One very popular syndrome is the Slippery Slope syndrome. In this syndrome, first you Slippery Slope, then you Awfulize, then you give yourself ICan't-Stand-It-Itis. Let me illustrate with an example.
At age twenty-six Barney earned a doctorate in philosophy from Harvard University. Having graduated from this prestigious Ivy League institution, he had high expectations of landing a job at a top-notch university. But things didn't go as he expected, and he ended up traveling about the country, taking a number of temporary positions (including a one-year, postdoctoral fellowship at the University of Iowa). Barney found himself in a competitive rat race with the nation's brightest minds for a few seats at esteemed institutions of higher learning like Yale, Dartmouth, and Williams, where he interviewed but didn't get hired. Moreover, some of the less highly regarded universities at which he interviewed tended to view him as overqualified and unlikely to remain at their institutions. One interviewer told him, "Ten years ago someone with your credentials wouldn't even apply here." When Barney asked him if he was nevertheless interested in his candidacy, the interviewer winked and said, "You're in the ballpark." But Barney still didn't get the job!

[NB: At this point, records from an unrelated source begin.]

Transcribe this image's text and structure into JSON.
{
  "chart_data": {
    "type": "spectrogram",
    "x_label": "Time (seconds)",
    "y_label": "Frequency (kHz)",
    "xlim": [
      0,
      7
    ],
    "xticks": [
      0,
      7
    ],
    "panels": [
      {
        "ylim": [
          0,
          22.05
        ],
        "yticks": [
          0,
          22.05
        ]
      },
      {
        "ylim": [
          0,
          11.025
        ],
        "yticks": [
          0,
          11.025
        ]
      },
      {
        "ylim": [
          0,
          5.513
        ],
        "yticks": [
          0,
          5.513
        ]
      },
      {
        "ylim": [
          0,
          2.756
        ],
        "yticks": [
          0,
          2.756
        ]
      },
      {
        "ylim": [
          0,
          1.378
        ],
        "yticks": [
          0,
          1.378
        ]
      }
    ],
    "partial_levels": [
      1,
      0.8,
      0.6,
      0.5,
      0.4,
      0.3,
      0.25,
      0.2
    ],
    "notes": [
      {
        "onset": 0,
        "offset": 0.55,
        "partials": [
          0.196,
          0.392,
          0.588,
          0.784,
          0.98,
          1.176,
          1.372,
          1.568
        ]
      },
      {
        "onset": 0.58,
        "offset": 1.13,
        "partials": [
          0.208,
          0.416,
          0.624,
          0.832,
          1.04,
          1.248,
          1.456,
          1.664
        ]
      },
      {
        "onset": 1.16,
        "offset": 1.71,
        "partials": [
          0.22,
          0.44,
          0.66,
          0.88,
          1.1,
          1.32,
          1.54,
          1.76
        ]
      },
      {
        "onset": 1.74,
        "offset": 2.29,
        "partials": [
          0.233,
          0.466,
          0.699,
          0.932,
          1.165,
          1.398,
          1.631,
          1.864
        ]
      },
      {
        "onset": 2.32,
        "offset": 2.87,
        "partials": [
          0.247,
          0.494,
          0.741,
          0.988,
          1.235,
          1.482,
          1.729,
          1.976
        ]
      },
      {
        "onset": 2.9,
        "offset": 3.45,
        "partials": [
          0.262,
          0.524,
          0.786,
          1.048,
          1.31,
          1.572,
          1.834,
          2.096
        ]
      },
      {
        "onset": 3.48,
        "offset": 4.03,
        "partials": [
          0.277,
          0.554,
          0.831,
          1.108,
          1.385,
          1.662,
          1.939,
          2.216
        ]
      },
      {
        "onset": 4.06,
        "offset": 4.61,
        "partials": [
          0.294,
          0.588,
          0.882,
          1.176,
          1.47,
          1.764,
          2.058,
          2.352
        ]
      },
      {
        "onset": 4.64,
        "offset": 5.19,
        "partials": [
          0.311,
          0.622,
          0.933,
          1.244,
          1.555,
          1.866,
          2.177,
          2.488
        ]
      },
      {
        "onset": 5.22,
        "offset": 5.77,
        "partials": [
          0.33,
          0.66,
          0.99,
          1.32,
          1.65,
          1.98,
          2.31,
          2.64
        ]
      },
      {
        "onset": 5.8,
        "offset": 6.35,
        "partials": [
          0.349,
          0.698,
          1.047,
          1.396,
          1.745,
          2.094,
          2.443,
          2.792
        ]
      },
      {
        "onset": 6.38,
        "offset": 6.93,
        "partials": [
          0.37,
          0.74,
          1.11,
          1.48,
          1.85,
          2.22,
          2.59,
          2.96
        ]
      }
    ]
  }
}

In his struggle to find a permanent position-that is, a full-time, tenure track one-Barney became depressed. He felt like he was just pointlessly going through the motions of trying. He told myself, "Now, all those years of training are going to be wasted. I don't think I can stand it." Barney felt as though everything he had worked for had been in vain.
As you can see, he was exaggerating the consequences of not landing a permanent teaching job in philosophy. Barney was supposing that there wasn't anything else he could do that would utilize his training; and this assumption he made without even exploring alternative job possibilities. Little did Barney realize, at this early juncture in his career, that there could be a gratifying profession of practicing philosophy and that he would become one of its main proponents. Moreover, while in his more rational moments he told himself that, eventually, he would probably get something if he kept trying, this was not an active premise in his emotional reasoning.
Barney was Awfulizing about the perceived consequences of not getting a permanent teaching job in philosophy. He had conceptualized this as terrible, horrible, and awful. And then he told himself how he couldn't stand something so awful happening to him.